Once you have Visual Studio Code set up and open the main directory, and installed the Python Extension.
As you go through the documentation, you will see some snippets of code, it should allow you to run the snippet.

Visual Studio Code, will ask the first time of the session, which environment you want to run python in, make sure it is the one where the requirements.txt was installed into. If using the commands provided within the how to run, I believe the enviroment is ai4beg.

Once the snippet runs, you will see a checkmark below the snippet and the amount of seconds it took to run the snippet. This is how you know it ran correctly.

Remember, some of these snippets will install more packages, for example if you see a command that has the word pip most likely it is installing something, which is why it is important to choose the correct environment when requested originally.

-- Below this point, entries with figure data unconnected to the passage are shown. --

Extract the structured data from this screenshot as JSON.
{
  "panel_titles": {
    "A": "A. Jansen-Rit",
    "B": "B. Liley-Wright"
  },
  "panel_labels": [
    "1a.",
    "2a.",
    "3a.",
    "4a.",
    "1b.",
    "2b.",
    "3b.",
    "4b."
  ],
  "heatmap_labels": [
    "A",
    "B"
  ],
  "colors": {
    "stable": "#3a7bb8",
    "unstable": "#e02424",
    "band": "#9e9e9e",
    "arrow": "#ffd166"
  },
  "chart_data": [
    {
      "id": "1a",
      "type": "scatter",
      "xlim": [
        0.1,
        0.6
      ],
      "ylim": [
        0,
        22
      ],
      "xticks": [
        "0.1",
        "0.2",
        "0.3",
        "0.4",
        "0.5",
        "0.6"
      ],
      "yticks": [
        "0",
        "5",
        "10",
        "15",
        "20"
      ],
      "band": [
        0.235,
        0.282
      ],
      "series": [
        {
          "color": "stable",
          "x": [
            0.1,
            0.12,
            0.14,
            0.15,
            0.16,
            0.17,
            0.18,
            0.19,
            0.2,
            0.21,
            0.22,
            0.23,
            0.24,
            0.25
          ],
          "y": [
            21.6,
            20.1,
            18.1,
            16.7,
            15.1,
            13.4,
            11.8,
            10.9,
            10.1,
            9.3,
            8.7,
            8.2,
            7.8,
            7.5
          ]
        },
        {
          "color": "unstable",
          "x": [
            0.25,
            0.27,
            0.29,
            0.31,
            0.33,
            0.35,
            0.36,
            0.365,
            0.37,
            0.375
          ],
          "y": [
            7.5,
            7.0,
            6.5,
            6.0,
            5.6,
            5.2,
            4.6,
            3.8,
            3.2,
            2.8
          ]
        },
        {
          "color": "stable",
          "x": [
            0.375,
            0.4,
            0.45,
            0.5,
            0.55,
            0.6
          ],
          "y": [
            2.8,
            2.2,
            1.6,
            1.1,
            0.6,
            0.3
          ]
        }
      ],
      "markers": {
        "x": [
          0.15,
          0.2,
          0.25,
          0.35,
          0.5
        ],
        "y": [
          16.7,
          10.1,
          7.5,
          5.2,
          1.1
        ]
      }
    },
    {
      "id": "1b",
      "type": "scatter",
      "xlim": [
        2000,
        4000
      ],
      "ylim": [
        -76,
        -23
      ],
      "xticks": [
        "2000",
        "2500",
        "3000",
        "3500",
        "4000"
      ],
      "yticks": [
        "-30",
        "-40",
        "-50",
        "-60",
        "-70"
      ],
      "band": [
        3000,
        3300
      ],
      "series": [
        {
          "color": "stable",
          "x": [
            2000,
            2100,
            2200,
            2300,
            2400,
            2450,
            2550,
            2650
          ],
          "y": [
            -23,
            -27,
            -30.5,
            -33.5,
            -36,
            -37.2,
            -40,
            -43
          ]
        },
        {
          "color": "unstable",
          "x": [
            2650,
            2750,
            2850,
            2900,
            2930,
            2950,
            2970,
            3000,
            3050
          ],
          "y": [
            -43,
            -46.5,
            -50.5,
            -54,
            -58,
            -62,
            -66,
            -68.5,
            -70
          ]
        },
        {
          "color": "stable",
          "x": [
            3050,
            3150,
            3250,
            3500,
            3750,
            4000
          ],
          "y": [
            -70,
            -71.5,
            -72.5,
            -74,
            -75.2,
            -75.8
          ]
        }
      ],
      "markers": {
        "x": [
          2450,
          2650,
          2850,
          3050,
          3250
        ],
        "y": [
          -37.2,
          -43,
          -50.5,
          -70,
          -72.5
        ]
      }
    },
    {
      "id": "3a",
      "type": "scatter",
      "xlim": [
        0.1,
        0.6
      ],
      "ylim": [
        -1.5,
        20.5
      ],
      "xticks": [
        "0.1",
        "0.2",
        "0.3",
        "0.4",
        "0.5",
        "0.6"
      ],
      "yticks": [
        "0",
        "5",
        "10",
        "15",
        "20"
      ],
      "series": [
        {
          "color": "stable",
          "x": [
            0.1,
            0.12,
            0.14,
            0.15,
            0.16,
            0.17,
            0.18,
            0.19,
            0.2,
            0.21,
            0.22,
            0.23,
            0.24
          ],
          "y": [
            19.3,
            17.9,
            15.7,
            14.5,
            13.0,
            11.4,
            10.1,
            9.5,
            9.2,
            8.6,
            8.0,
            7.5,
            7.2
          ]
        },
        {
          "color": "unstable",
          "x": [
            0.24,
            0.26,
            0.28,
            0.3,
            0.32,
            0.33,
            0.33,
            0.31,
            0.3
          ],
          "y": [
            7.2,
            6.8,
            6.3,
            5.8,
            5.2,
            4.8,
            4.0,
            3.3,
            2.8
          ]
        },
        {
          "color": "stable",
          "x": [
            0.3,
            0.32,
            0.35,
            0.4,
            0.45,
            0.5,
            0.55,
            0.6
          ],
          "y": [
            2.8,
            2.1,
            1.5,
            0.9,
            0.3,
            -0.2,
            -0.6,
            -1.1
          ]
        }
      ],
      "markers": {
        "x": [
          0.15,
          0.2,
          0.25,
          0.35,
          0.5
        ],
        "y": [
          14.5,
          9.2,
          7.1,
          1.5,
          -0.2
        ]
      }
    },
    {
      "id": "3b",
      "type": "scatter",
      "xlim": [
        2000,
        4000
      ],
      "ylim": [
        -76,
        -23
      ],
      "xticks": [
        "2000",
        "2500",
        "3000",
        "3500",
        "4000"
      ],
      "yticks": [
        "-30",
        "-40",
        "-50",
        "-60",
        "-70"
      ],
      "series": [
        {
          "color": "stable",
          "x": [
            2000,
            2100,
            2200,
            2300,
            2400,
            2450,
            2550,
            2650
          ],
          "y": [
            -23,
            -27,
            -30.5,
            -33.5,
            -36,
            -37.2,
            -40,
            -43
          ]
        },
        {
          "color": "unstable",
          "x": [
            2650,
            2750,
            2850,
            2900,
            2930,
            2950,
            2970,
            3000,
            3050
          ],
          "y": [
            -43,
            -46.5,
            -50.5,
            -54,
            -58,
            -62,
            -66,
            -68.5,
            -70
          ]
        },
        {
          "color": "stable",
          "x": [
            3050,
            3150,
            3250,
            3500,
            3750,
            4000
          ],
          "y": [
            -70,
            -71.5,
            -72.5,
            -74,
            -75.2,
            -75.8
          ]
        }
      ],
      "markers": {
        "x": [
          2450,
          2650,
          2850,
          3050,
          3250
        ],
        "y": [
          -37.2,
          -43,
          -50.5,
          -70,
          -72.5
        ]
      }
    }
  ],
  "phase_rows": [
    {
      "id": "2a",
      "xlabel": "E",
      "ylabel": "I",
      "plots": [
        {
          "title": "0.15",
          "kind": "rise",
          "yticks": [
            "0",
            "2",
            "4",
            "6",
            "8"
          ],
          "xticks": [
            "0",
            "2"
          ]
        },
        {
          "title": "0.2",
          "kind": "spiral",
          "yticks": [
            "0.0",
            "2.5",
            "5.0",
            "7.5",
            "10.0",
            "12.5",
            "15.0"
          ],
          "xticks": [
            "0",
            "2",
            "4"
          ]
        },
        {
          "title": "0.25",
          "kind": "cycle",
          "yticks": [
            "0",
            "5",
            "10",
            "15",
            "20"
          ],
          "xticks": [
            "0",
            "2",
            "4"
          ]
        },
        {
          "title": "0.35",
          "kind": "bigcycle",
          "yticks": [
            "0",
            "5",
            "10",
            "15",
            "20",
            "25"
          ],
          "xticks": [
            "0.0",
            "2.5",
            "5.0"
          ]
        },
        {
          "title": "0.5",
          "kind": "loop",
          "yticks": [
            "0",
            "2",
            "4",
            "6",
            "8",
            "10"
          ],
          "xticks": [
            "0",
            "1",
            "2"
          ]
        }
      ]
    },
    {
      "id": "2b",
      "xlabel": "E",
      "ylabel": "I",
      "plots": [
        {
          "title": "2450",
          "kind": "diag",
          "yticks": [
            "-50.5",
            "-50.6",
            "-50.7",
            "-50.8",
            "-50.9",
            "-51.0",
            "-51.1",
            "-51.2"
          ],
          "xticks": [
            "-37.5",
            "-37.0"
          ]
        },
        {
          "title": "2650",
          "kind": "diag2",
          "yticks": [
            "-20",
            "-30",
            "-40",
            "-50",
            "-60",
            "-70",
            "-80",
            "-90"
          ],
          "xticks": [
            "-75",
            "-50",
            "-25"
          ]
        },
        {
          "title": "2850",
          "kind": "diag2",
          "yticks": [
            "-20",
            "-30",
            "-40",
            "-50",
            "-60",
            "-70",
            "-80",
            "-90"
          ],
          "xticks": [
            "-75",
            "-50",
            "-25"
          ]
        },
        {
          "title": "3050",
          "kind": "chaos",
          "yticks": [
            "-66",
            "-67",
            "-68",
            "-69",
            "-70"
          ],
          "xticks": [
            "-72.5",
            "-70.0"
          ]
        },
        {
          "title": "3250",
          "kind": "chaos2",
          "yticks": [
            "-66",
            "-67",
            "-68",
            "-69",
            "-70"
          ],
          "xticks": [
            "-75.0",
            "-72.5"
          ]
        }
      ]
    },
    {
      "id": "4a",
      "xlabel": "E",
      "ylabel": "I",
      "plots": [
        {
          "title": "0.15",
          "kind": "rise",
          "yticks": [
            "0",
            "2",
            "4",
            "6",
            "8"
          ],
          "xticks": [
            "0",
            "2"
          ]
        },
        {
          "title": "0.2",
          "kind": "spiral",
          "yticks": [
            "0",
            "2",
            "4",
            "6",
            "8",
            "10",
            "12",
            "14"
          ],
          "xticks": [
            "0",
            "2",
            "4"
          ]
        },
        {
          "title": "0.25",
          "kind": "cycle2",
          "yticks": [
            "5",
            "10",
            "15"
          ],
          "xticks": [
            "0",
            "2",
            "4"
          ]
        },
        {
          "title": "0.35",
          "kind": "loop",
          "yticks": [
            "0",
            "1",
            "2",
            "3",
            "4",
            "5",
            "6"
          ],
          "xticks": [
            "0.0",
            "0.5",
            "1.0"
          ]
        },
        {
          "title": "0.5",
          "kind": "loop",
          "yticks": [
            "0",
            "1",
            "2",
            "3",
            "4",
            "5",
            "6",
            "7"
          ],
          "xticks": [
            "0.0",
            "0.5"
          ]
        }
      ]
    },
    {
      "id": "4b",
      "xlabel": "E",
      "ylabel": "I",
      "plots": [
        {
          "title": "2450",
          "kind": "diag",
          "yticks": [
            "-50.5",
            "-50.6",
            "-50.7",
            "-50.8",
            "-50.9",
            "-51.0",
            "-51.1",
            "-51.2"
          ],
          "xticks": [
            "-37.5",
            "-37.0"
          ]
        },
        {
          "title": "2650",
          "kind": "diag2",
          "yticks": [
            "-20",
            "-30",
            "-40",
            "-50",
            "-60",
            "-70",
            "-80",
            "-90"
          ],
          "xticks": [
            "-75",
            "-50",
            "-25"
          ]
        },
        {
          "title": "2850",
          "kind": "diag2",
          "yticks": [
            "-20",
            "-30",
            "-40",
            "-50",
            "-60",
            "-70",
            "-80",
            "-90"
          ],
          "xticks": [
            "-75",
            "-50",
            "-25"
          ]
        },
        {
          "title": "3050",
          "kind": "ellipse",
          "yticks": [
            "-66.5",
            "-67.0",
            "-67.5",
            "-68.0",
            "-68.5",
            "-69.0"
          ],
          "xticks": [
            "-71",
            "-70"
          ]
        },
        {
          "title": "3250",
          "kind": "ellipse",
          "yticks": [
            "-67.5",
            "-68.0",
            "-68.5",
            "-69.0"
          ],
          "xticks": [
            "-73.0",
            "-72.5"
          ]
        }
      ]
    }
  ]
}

You may run into more issues throughout some segments (I did not finish this course, so I do not know but it is not uncommon to run into issues when following courses which require haivng the correct enironment and multiple packages [Softwares]). When running into issues, don't be afraid to google the error and read upon what it might be and some of the fixes.
Just remember, if you are applying fixes, if you open a new terminal for Conda make sure you are either in the correct environment or you switch to the correct environment Before applying the fix, otherwise you will be applying it to the Default environment and you will not see it take affect when re-running the snippet.

I hope this answers a few things for you, or at least helps you a bit on continuing the course.